My marketing mind started observing things upon reaching our destination – especially in the entertainment area. Expectations were immediately dashed when we realized that electricity is supplied only from 9am to 12 noon, and then again from 6pm to 9.15pm. On Saturdays, it seems that electricity is on a holiday – but does visit households from 9am to 10am.
Most houses do have an inverter, but which only keeps a couple of fans and a tube-light running. And yes, also helps you to keep your mobile phone charged! But shockingly there are 2Mbps BSNL internet connections (that work faster than my house in Mumbai), DTH sets and the omnipresent All India Radio signals.

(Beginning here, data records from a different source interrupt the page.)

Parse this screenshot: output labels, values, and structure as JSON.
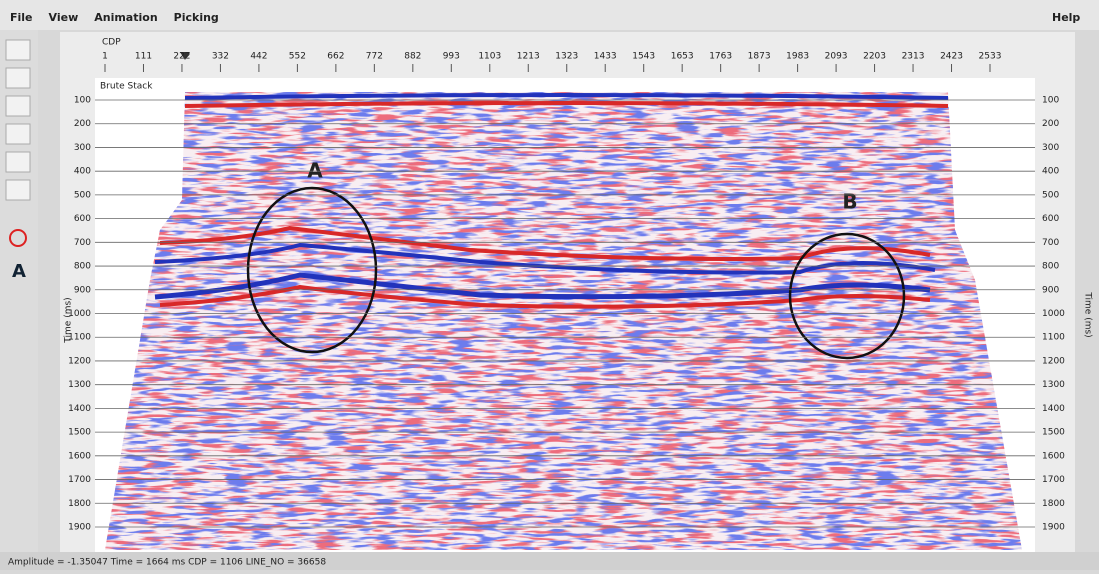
{
  "menu": {
    "items": [
      "File",
      "View",
      "Animation",
      "Picking"
    ],
    "help": "Help"
  },
  "top_axis": {
    "label": "CDP",
    "ticks": [
      "1",
      "111",
      "222",
      "332",
      "442",
      "552",
      "662",
      "772",
      "882",
      "993",
      "1103",
      "1213",
      "1323",
      "1433",
      "1543",
      "1653",
      "1763",
      "1873",
      "1983",
      "2093",
      "2203",
      "2313",
      "2423",
      "2533"
    ]
  },
  "panel": {
    "title": "Brute Stack",
    "y_label": "Time (ms)",
    "y_ticks": [
      "100",
      "200",
      "300",
      "400",
      "500",
      "600",
      "700",
      "800",
      "900",
      "1000",
      "1100",
      "1200",
      "1300",
      "1400",
      "1500",
      "1600",
      "1700",
      "1800",
      "1900"
    ],
    "annotations": [
      "A",
      "B"
    ]
  },
  "status": "Amplitude = -1.35047  Time = 1664 ms  CDP = 1106  LINE_NO = 36658"
}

So how do people in the village keep themselves entertained? To be honest, music was never a priority on their list. Bollywood songs were playing on the handsets; but mostly it’s the All India Radio channels, and TV shows when electricity chachi hangs around. The daily labourers earn Rs. 100 to 150 per day (a respectable income!), but most of them are blowing away their hard earned income in another form of “entertainment” – desi liquor.
What about the music consumption habits? Those with internet connections, download songs occasionally from torrent sites like songs.pk. And this is done only when they come across something interesting they see on TV, or hear while travelling to nearby towns. Their occupations leave little time, energy and money to bother about which song is topping the charts these days.
We all would agree that life in a village is truly different from city life. But how many of us have experienced it? Village life does not mean not being busy. They’re much busier than us – slogging in the fields in the hot sun. In our big cities, we spend a lot of our time on the roads. And this is why we consume much more music. It occupies and diverts our mind by helping us stay less frustrated in the endless traffic, or even while talking our daily brisk walks.
People in villages connect to others in person. We do it too; but on Facebook. They breathe better, eat better and are less stressed (except when there is a drought or floods). But we experienced that too. Remember July 26?
Our needs are demanding on us. We need iPhones, Blackberries and such fancy stuff. They may want it too. But rural infrastructure, like roads and more hours of electricity, has to be in place first. And this “other” India doesn’t really care when a Commonwealth scam crops up or when a filmstar makes inane statements about terror attacks. They just want to keep moving on.
India is estimated to have 450 million cell-phone users. About 70% of India is still rural. And that’s where the big opportunity for the entertainment sector lies. 6% cell phone users have Internet access through a computer, compared to 65% who have access to mobile phones. Anyone with a brainwave can make it big here.
There is a lot being discussed at music conferences on how to go independent, and what to do with your music in the Internet & cell phone era. Those in the business of music, and musicians themselves, will get to learn a lot if they step into any village in the country; and stay put for atleast a week. Every visit will bring you back richer in experience, as we have such diverse cultures in different parts of our own country.
I am falling short of words to share my own. It feels humbling when you return to a life full of luxuries. The only way to know India is to “experience” its villages and small towns. While you and I in our busy urban lives don’t get to see this side of our country, its existence and conviction is undeniable.